Santé

Un cœur artificiel autonome a été implanté en France

Un cœur artificiel autonome, conçu par la société française Carmat, a été implanté pour la première fois mercredi à Paris, chez un patient souffrant d’insuffisance cardiaque terminale. Cette nouvelle génération de prothèse veut pallier le manque de cœurs à greffer

«Cette première implantation s’est déroulée de façon satisfaisante, la prothèse assurant automatiquement une circulation normale à un débit physiologique», ont indiqué la société Carmat et les chirurgiens qui ont procédé à l’intervention, sous la direction du professeur Alain Carpentier, concepteur du projet, à l’Hôpital européen Georges-Pompidou.

«Le patient est actuellement sous surveillance en réanimation, réveillé et dialoguant avec sa famille», ont-ils précisé en qualifiant cette opération de première mondiale.

L’intervention a été saluée par la ministre française de la Santé: c’est «une grande fierté pour la France», a estimé Marisol Touraine. «Il faut rester prudent, c’est un premier malade. Le recul est encore bref» a tempéré le Dr Philippe Pouletty, cofondateur de Carmat.

Comme un cœur normal

La prothèse «mime totalement un cœur humain normal avec deux ventricules qui mobilisent le sang comme le ferait le muscle cardiaque, avec des capteurs qui permettent d’accélérer le cœur, d’augmenter ou diminuer le débit. Le malade dort, ça diminue. Il monte les escaliers, ça accélère, donc ça n’a rien à voir avec une pompe mécanique», avait expliqué en septembre Philippe Pouletty, le cofondateur du groupe.

Le patient implanté, dont l’identité n’a pas été rendue publique, devait souffrir, pour être opéré, d’une insuffisance cardiaque terminale, avec un pronostic vital engagé et ne bénéficiant d’aucune alternative thérapeutique, selon les conditions posées par les autorités sanitaires françaises.

Dizaines de milliers de patients

Le coeur artificiel développé par le groupe français Carmat pourrait aider 10’000 malades en France et 100’000 en Europe et aux Etats-Unis, ont expliqué samedi ses créateurs et l’équipe ayant réalisé la première implantation cette semaine. Trois autres implantations sont prévues à court terme.

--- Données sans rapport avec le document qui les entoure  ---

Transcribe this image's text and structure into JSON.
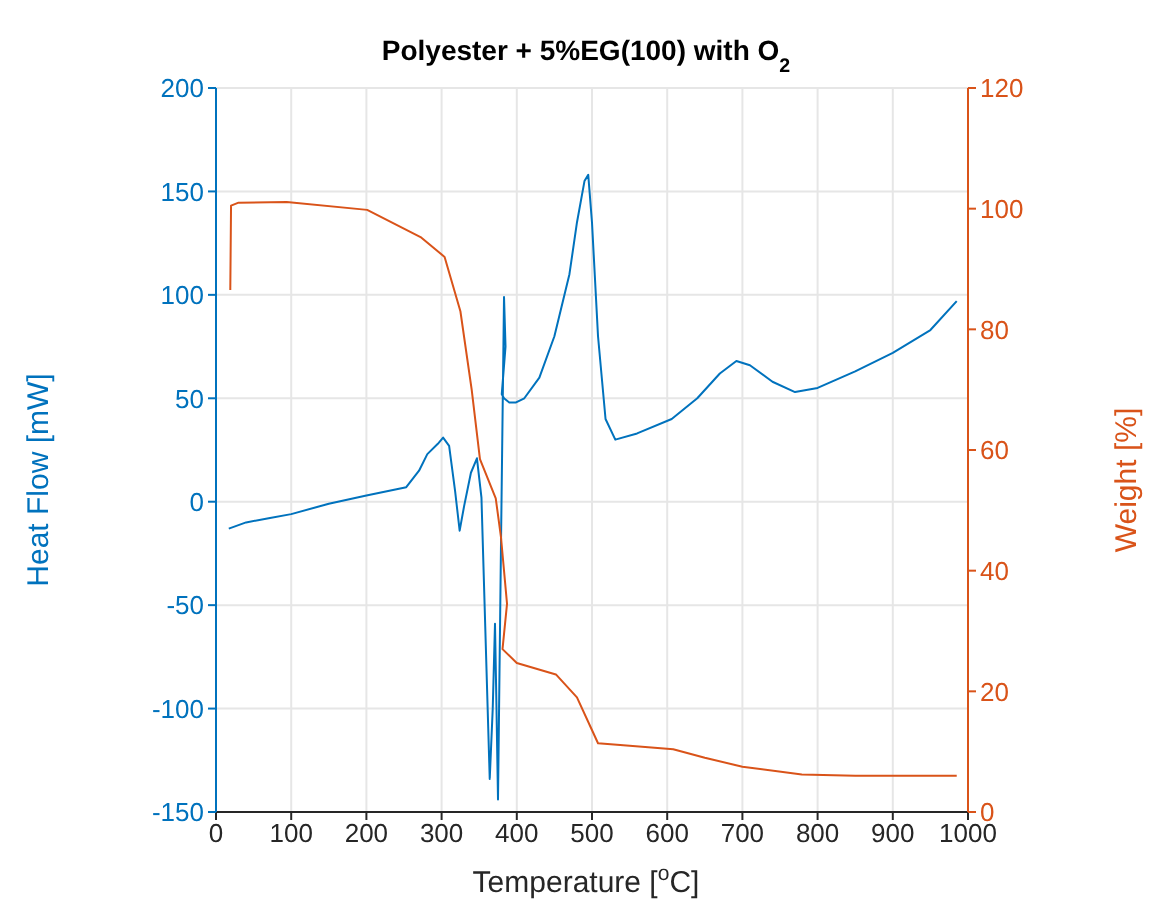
{
  "chart_data": {
    "type": "line",
    "title": "Polyester + 5%EG(100) with O$_{2}$",
    "xlabel": "Temperature [$^{o}$C]",
    "ylabel": "Heat Flow [mW]",
    "y2label": "Weight [%]",
    "xlim": [
      0,
      1000
    ],
    "xticks": [
      0,
      100,
      200,
      300,
      400,
      500,
      600,
      700,
      800,
      900,
      1000
    ],
    "ylim": [
      -150,
      200
    ],
    "yticks": [
      -150,
      -100,
      -50,
      0,
      50,
      100,
      150,
      200
    ],
    "y2lim": [
      0,
      120
    ],
    "y2ticks": [
      0,
      20,
      40,
      60,
      80,
      100,
      120
    ],
    "grid": true,
    "marker": "none",
    "line_style": "solid",
    "series": [
      {
        "color": "#0072bd",
        "x": [
          17,
          40,
          70,
          100,
          150,
          200,
          253,
          270,
          281,
          295,
          302,
          310,
          318,
          324,
          330,
          339,
          347,
          353,
          358,
          364,
          368,
          371,
          373,
          375,
          379,
          383,
          385,
          380,
          383,
          390,
          399,
          410,
          430,
          450,
          470,
          480,
          490,
          495,
          500,
          508,
          518,
          531,
          560,
          606,
          640,
          670,
          692,
          710,
          740,
          770,
          800,
          850,
          900,
          950,
          985
        ],
        "values": [
          -13,
          -10,
          -8,
          -6,
          -1,
          3,
          7,
          15,
          23,
          28,
          31,
          27,
          5,
          -14,
          -2,
          14,
          21,
          2,
          -60,
          -134,
          -100,
          -59,
          -100,
          -144,
          -20,
          99,
          75,
          52,
          50,
          48,
          48,
          50,
          60,
          80,
          110,
          135,
          155,
          158,
          135,
          80,
          40,
          30,
          33,
          40,
          50,
          62,
          68,
          66,
          58,
          53,
          55,
          63,
          72,
          83,
          97
        ]
      },
      {
        "color": "#d95319",
        "axis": "y2",
        "x": [
          19,
          20,
          30,
          94,
          201,
          272,
          304,
          325,
          340,
          351,
          372,
          379,
          387,
          381,
          400,
          452,
          480,
          501,
          508,
          550,
          608,
          650,
          700,
          779,
          850,
          950,
          985
        ],
        "values": [
          86.5,
          100.5,
          101,
          101.1,
          99.8,
          95.3,
          92,
          83,
          70,
          58.5,
          52,
          45.5,
          34.5,
          27,
          24.7,
          22.8,
          19,
          13.3,
          11.4,
          11,
          10.4,
          9,
          7.5,
          6.2,
          6,
          6,
          6
        ]
      }
    ]
  }
}
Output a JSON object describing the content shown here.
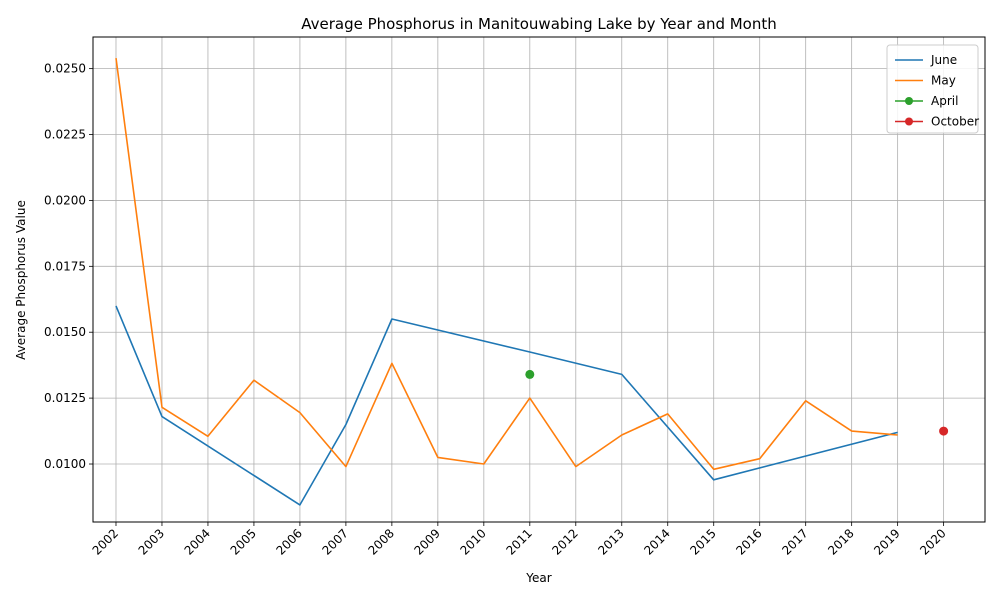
{
  "chart_data": {
    "type": "line",
    "title": "Average Phosphorus in Manitouwabing Lake by Year and Month",
    "xlabel": "Year",
    "ylabel": "Average Phosphorus Value",
    "ylim": [
      0.0078,
      0.0262
    ],
    "xlim": [
      2001.5,
      2020.9
    ],
    "yticks": [
      0.01,
      0.0125,
      0.015,
      0.0175,
      0.02,
      0.0225,
      0.025
    ],
    "ytick_labels": [
      "0.0100",
      "0.0125",
      "0.0150",
      "0.0175",
      "0.0200",
      "0.0225",
      "0.0250"
    ],
    "xticks": [
      2002,
      2003,
      2004,
      2005,
      2006,
      2007,
      2008,
      2009,
      2010,
      2011,
      2012,
      2013,
      2014,
      2015,
      2016,
      2017,
      2018,
      2019,
      2020
    ],
    "xtick_labels": [
      "2002",
      "2003",
      "2004",
      "2005",
      "2006",
      "2007",
      "2008",
      "2009",
      "2010",
      "2011",
      "2012",
      "2013",
      "2014",
      "2015",
      "2016",
      "2017",
      "2018",
      "2019",
      "2020"
    ],
    "grid": true,
    "legend_position": "top-right",
    "series": [
      {
        "name": "June",
        "color": "#1f77b4",
        "marker": false,
        "x": [
          2002,
          2003,
          2006,
          2007,
          2008,
          2011,
          2013,
          2015,
          2019
        ],
        "y": [
          0.016,
          0.0118,
          0.00845,
          0.0115,
          0.0155,
          0.01425,
          0.0134,
          0.0094,
          0.0112
        ]
      },
      {
        "name": "May",
        "color": "#ff7f0e",
        "marker": false,
        "x": [
          2002,
          2003,
          2004,
          2005,
          2006,
          2007,
          2008,
          2009,
          2010,
          2011,
          2012,
          2013,
          2014,
          2015,
          2016,
          2017,
          2018,
          2019
        ],
        "y": [
          0.0254,
          0.01215,
          0.01105,
          0.01318,
          0.01195,
          0.0099,
          0.01382,
          0.01025,
          0.01,
          0.0125,
          0.0099,
          0.0111,
          0.0119,
          0.0098,
          0.0102,
          0.0124,
          0.01125,
          0.0111
        ]
      },
      {
        "name": "April",
        "color": "#2ca02c",
        "marker": true,
        "x": [
          2011
        ],
        "y": [
          0.0134
        ]
      },
      {
        "name": "October",
        "color": "#d62728",
        "marker": true,
        "x": [
          2020
        ],
        "y": [
          0.01125
        ]
      }
    ]
  }
}
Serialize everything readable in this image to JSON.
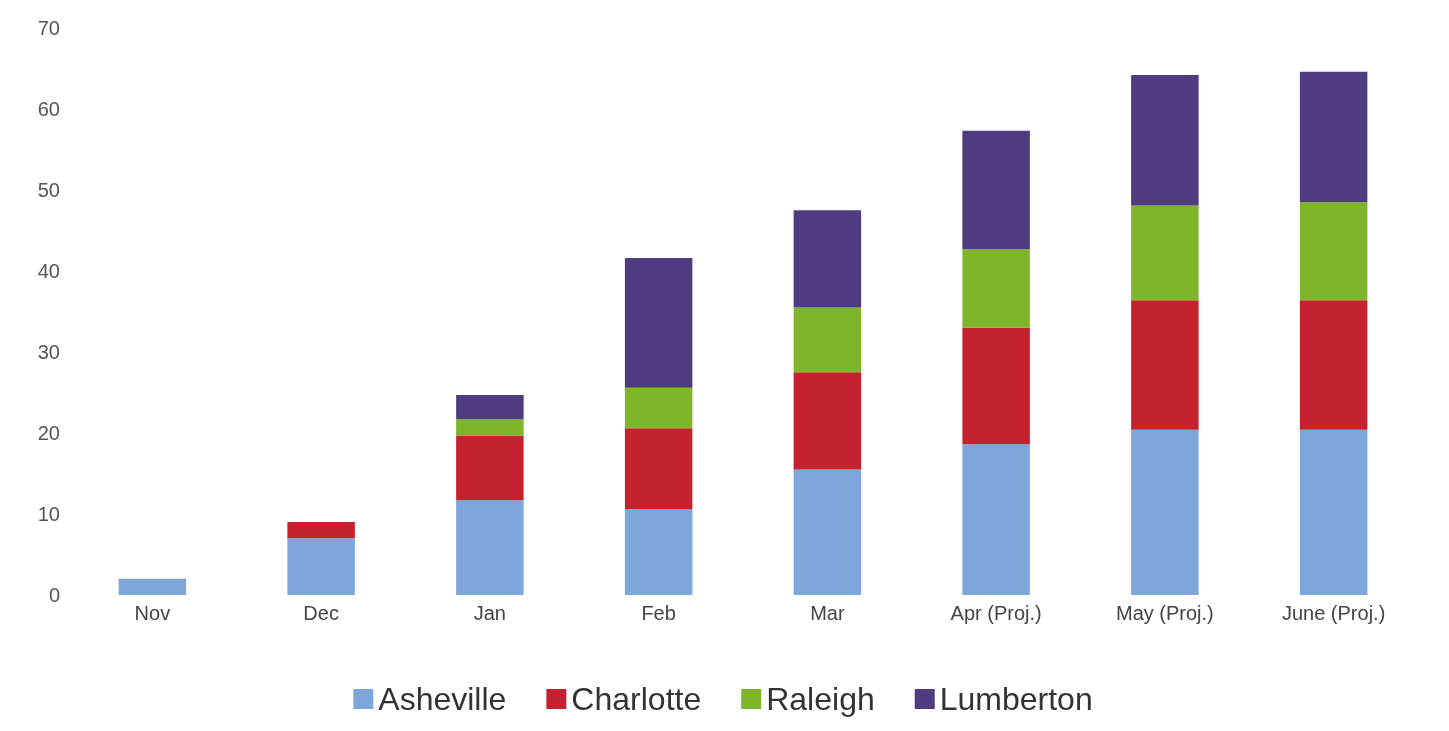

En France, quelque 350 greffes sont réalisées chaque année, un nombre limité par celui des donneurs. «Mais il y a beaucoup plus de malades qui attendent: on pense qu’il y a au moins 10’000 patients qui pourraient à terme bénéficier de ce genre de substitution», a déclaré Jean-Noël Fabiani, chef du service de l’Hôpital Georges Pompidou où s’est déroulée l’opération.

En Europe et en Amérique du Nord, 100’000 à 120’000 patients pourraient potentiellement bénéficier de cette technologie, pour un marché mondial estimé à environ 16 milliards d’euros (près de 20 milliards de francs), selon Carmat.

Le prix de ce coeur est estimé par les analystes entre 140’000 et 180’000 euros, alors qu’une transplantation classique coûte 250’000 euros en France et presque un million de dollars ( 896’000 francs) aux Etats-Unis, selon des chiffres communiqués par Carmat.

Philippe Pouletty, un des fondateurs de la société, estime dans un entretien publié samedi par le quotidien «Le Monde» que le coeur de Carmat pourrait coûter environ 150’000 euros, un montant comparable selon lui à celui d’une transplantation, mais il permettrait d’économiser quelque 20’000 euros par an en traitements.

«Rester indépendants»

Le capital de Carmat est contrôlé par EADS (30,1%), le fonds Truffle Capital (24,8%), l’inventeur du coeur Alain Carpentier (15,8%), le solde étant dans le public.

«Nous pourrions faire appel, le moment venu, à de nouveaux investisseurs, notre objectif étant si possible de rester indépendants», précise au «Monde» Philippe Pouletty, qui dirige le fonds Truffle Capital.

Après le lancement commercial en Europe, Carmat fera les tests nécessaires pour qu’une étude puisse être approuvée par l’agence américaine du médicament, la Federal Drug Agency. La première phase des tests, qui doit durer un mois à compter de l’implantation du quatrième malade, portera avant tout sur la sécurité de la prothèse.

Au cours d’une seconde phase, Carmat a prévu d’élargir ses tests à 20 malades tout en augmentant les centres d’implantation en France et à l’étranger.